OLPC has distributed about 200 beta versions of its little green-and-white "XO" computers to each of the seven countries, including Brazil, Argentina, Uruguay, Nigeria, Libya, Pakistan and Thailand that have committed to making bulk orders so far. The group has also shipped about 2,000 XO machines to software developers around the world.

Expressly designed for the world's poorest children living in the most remote environments, One Laptop per Child is a potent learning tool created collaboratively by experts from both academia and industry. The goal of the OLPC project is to create a durable, power-efficient notebook PC that is cheap enough for developing nations to use as a common classroom tool.

The Delaware based non-profit organization was set up to oversee The Children's Machine project announced at the World Economic Forum in Davos, Switzerland in January 2005.

It is funded by a number of sponsor organizations including, AMD, Brightstar Corporation, eBay, Google, Marvell, News Corporation, SES Global, Nortel Networks, and Red Hat.

OLPC would rapidly increase the production of the machines, reaching levels of 400,000 per month, once the group meets its sales goal. Taiwan based world’s largest producer of notebooks, Quanta Computer Inc., would produce 1 million laptops by the end of 2007, and 3 million within nine months of the launch (September 20, 2007), said Mary Lou Jepsen, the chief technology officer of OLPC.

"The manufacturing cost of these laptops is $175. We'll charge maybe $176 to cover the cost of these offices. Usually 50 percent of the cost of a laptop is sales and marketing, distribution and profit, but we don't have any of those things," Lou Jepsen said. He also committed that the group would readjust the price every business quarter, leading it to drop about 25 percent within a year.

Quanta agreed to take a profit of about $3 per machine, less than what it gets from other PC companies, Negroponte said.

He also disclosed that XO's developers have been working with software mogul Microsoft Corp. so a version of Windows can run on the machines as well. It could be the $3 software package, including Windows XP Starter Edition and some of Microsoft's "productivity" software, that the Redmond company announced last week for governments that subsidize student computers.
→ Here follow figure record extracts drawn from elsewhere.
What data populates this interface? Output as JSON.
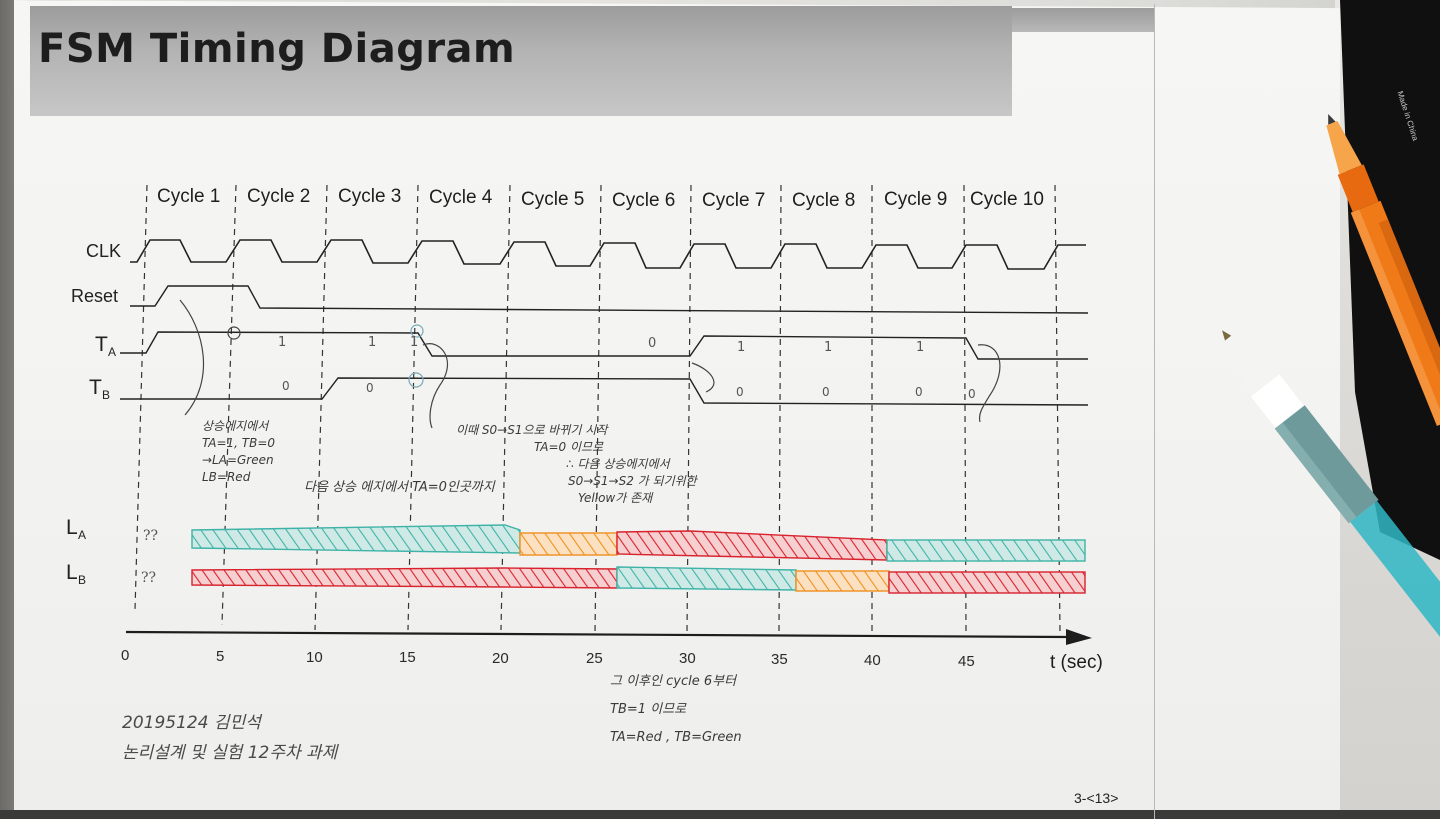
{
  "slide": {
    "title": "FSM Timing Diagram",
    "page_number": "3-<13>"
  },
  "diagram": {
    "cycles": [
      "Cycle 1",
      "Cycle 2",
      "Cycle 3",
      "Cycle 4",
      "Cycle 5",
      "Cycle 6",
      "Cycle 7",
      "Cycle 8",
      "Cycle 9",
      "Cycle 10"
    ],
    "signals": {
      "clk": "CLK",
      "reset": "Reset",
      "ta": "T",
      "ta_sub": "A",
      "tb": "T",
      "tb_sub": "B",
      "la": "L",
      "la_sub": "A",
      "lb": "L",
      "lb_sub": "B"
    },
    "time_axis": {
      "ticks": [
        "0",
        "5",
        "10",
        "15",
        "20",
        "25",
        "30",
        "35",
        "40",
        "45"
      ],
      "label": "t (sec)"
    },
    "ta_marks": [
      "1",
      "1",
      "1",
      "0",
      "1",
      "1",
      "1"
    ],
    "tb_marks": [
      "0",
      "0",
      "0",
      "0",
      "0",
      "0"
    ],
    "unknown_marks": [
      "??",
      "??"
    ],
    "light_colors": {
      "green": "#3fb3a8",
      "red": "#d8232e",
      "yellow": "#f0901e"
    }
  },
  "notes": {
    "note1": [
      "상승에지에서",
      "TA=1, TB=0",
      "→LA=Green",
      "LB=Red"
    ],
    "note2": "다음 상승 에지에서 TA=0인곳까지",
    "note3": [
      "이때 S0→S1으로 바뀌기 시작",
      "TA=0 이므로",
      "∴ 다음 상승에지에서",
      "S0→S1→S2 가 되기위한",
      "Yellow가 존재"
    ],
    "note4": [
      "그 이후인 cycle 6부터",
      "TB=1 이므로",
      "TA=Red ,  TB=Green"
    ],
    "signature": [
      "20195124 김민석",
      "논리설계 및 실험 12주차 과제"
    ]
  },
  "objects": {
    "pen1_label": "Made in China"
  }
}
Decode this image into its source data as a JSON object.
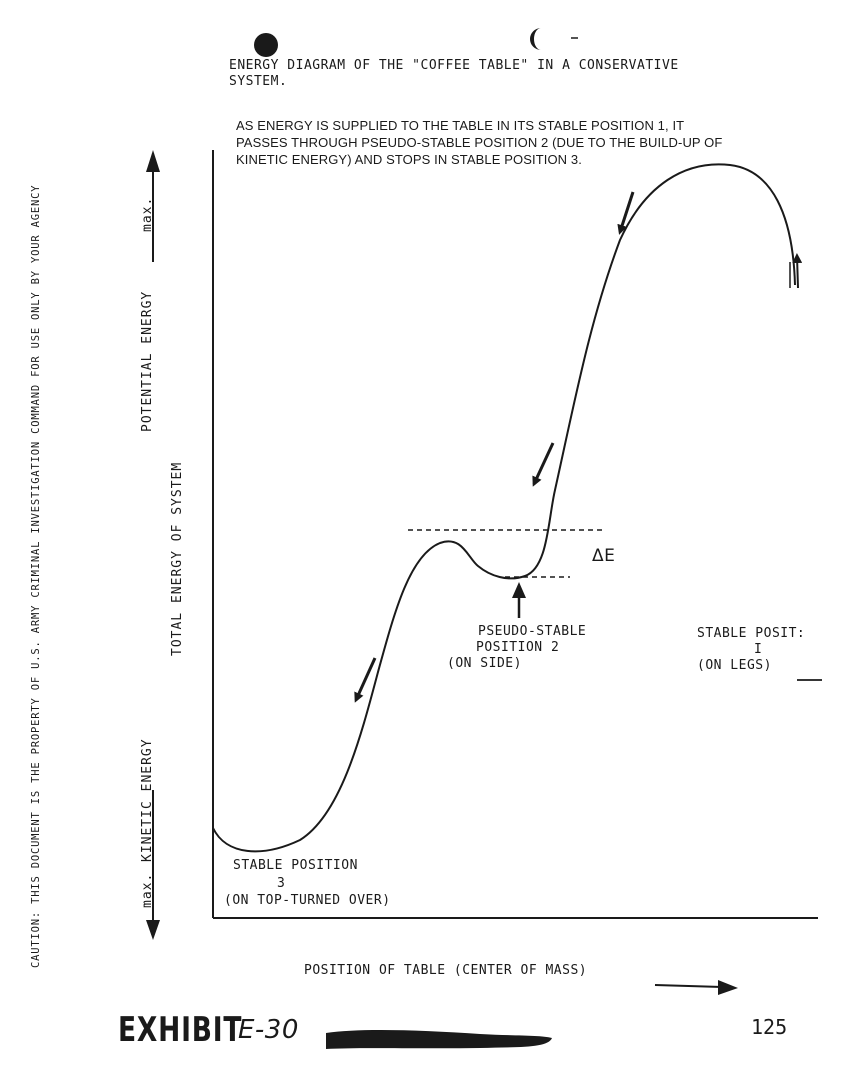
{
  "header": {
    "title_line1": "ENERGY DIAGRAM OF THE \"COFFEE TABLE\" IN A CONSERVATIVE",
    "title_line2": "SYSTEM.",
    "desc_line1": "AS ENERGY IS SUPPLIED TO THE TABLE IN ITS STABLE POSITION 1, IT",
    "desc_line2": "PASSES THROUGH PSEUDO-STABLE POSITION 2 (DUE TO THE BUILD-UP OF",
    "desc_line3": "KINETIC ENERGY) AND STOPS IN STABLE POSITION 3."
  },
  "axes": {
    "potential_label": "POTENTIAL   ENERGY",
    "potential_max": "max.",
    "kinetic_max": "max.",
    "kinetic_label": "KINETIC ENERGY",
    "total_label": "TOTAL ENERGY OF SYSTEM",
    "x_label": "POSITION OF TABLE (CENTER OF MASS)"
  },
  "annotations": {
    "delta_e": "ΔE",
    "pseudo_line1": "PSEUDO-STABLE",
    "pseudo_line2": "POSITION 2",
    "pseudo_line3": "(ON SIDE)",
    "stable1_line1": "STABLE POSIT:",
    "stable1_line2": "I",
    "stable1_line3": "(ON LEGS)",
    "stable3_line1": "STABLE POSITION",
    "stable3_line2": "3",
    "stable3_line3": "(ON TOP-TURNED OVER)"
  },
  "side_caption": "CAUTION: THIS DOCUMENT IS THE PROPERTY OF U.S. ARMY CRIMINAL INVESTIGATION COMMAND FOR USE ONLY BY YOUR AGENCY",
  "footer": {
    "exhibit": "EXHIBIT",
    "exhibit_no": "E-30",
    "page_number": "125"
  },
  "colors": {
    "ink": "#1a1a1a",
    "paper": "#ffffff"
  }
}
The lime-green-and-white machine features a string pulley to charge its batteries, with a minute of yanking yielding 10 minutes of electricity. The device, which relies on flash memory rather than a disk drive, also features a digital video camera, wireless connectivity and Linux open-source operating software tailored for remote regions. The display can switch from coloured to black-and-white for viewing in direct sunlight and the computer uses just two watts of power compared to the typical laptop's 30 to 40 watts.